The walking trails are waymarked from start to finish.
Look out for the information panel at the start of the trails.
Find out about walking trail grades.
Experience the majestic landscape on this walk along the river to the base of the rocky slopes of Craig Cerrig Gleisiad.
You get a great feel for the craggy heights of Craig Cerrig Gleisiad from both near and far on this circular route.
It sets off alongside the river and climbs steeply through heather and bilberry to a cairn.
There are great views towards Pen y Fan on the return.
There are footpaths leading upwards to the plateau of Fan Frynych and across to Craig Cwm Du.
These may not be signposted and we recommend that you take a map with you.
The Beacons Way goes along the edge of the reserve’s boundary.
This 99 mile (159 kilometre) long-distance route involves remote and rugged terrain and has limited waymarking, especially on open hill and moorland sections.
The route is shown on the Ordnance Survey (OS) map or you can get a route guide from the Brecon Beacons National Park's online shop.
For more information about the Beacons Way go to the Brecon Beacons National Park website.
A glacier carved out this valley during the last ice age.
As it melted, about 18,000 years ago, it exposed the steep rock walls of Craig Cerrig Gleisiad.
Some time later, a catastrophic landslide cascaded millions of tonnes of rock from these crags down the slopes.
Archaeological remains found on the reserve show that the area has been inhabited for many thousands of years.
Apart from Iron Age huts there are also the remains of a Roman road and later farm settlements.
The steep rocky slopes, sharp escarpments and crags are home to rare arctic-alpine plants. These are at their southernmost location in the UK and are not found again until the Alps.
Arctic-alpine wildflowers grow on the north-facing rocky cliffs.
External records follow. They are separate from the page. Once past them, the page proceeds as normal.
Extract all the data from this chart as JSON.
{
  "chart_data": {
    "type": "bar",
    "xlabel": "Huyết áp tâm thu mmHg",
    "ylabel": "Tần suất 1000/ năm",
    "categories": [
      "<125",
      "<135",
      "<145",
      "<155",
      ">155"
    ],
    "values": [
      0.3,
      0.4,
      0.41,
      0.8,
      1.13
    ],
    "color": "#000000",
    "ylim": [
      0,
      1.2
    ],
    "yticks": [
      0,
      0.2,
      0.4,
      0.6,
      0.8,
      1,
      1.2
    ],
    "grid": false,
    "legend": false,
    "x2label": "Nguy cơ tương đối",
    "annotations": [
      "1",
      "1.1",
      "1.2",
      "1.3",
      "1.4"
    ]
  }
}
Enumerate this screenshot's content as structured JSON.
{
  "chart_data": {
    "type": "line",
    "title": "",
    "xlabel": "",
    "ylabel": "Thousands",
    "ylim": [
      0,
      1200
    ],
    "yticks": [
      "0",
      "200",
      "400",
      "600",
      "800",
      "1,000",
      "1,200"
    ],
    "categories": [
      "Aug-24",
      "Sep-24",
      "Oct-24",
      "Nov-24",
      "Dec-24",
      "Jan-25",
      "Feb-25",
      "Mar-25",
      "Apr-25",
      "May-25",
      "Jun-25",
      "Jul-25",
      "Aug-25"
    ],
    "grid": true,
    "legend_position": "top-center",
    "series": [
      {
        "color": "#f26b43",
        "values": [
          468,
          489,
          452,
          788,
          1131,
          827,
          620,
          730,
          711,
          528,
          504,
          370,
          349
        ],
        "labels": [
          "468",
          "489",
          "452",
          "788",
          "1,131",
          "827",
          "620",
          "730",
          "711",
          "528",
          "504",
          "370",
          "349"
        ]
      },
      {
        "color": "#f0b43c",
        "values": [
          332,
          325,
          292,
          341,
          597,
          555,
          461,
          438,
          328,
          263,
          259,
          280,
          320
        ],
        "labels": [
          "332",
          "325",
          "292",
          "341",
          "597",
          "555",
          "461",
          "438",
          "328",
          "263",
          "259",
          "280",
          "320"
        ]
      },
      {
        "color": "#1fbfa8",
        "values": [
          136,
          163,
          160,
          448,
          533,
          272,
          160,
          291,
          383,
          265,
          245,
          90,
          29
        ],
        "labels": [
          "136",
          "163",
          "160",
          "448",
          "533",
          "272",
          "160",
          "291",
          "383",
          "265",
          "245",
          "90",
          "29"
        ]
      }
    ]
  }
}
They include purple saxifrage, mossy saxifrage, serrated wintergreen and green spleenwort.
The cliffs are, in effect, a vertical woodland with trees and shrubs of hawthorn, rowan, ash and rare whitebeams.
There is a also rich variety of wildflowers and many different mosses and liverworts.
Early spring to mid-summer is a great time to see the reserve’s spectacular range of wildflowers and also its birdlife including peregrines, kestrels, red grouse and rare ring ouzels.
In August and September the hillsides come alive with the glow of heather.
There are over 70 National Nature Reserves in Wales.
National Nature Reserves are places with some of the very finest examples of wildlife habitats and geological features.
Craig Cerrig Gleisiad a Fan Frynych National Nature Reserve is situated in the Brecon Beacons National Park.
The National Park covers approximately 520 square miles of mountains and moorland in South and Mid Wales.
For more information about visiting the Brecon Beacons go to the Brecon Beacons National Park website.
Craig Cerrig Gleisiad a Fan Frynych National Nature Reserve is approximately seven miles south of Brecon.
It is in the county of Powys.
Craig Cerrig Gleisiad a Fan Frynych National Nature Reserve is on Ordnance Survey (OS) map OL 12.
The OS grid reference is SN 971 222.
The best starting point to visit the reserve is a large lay-by adjacent to the A470, approximately seven miles south of Brecon – look out for the information panel just beyond the gate at the reserve entrance.
From Brecon: Follow the A470 towards Merthyr Tydfil and the layby is on the right, immediately after passing a youth hostel on the left.
From Merthyr Tydfil: Follow the A470 towards Brecon and the lay-by is on the left, two miles north of the Storey Arms outdoor activity centre.
Buses on the Merthyr Tydfil to Brecon route stop on the A470, near the reserve entrance.
For details of public transport visit the Traveline Cymru website.
There is a large lay-by adjacent to the entrance to the reserve - look out for the reserve sign just behind the gate.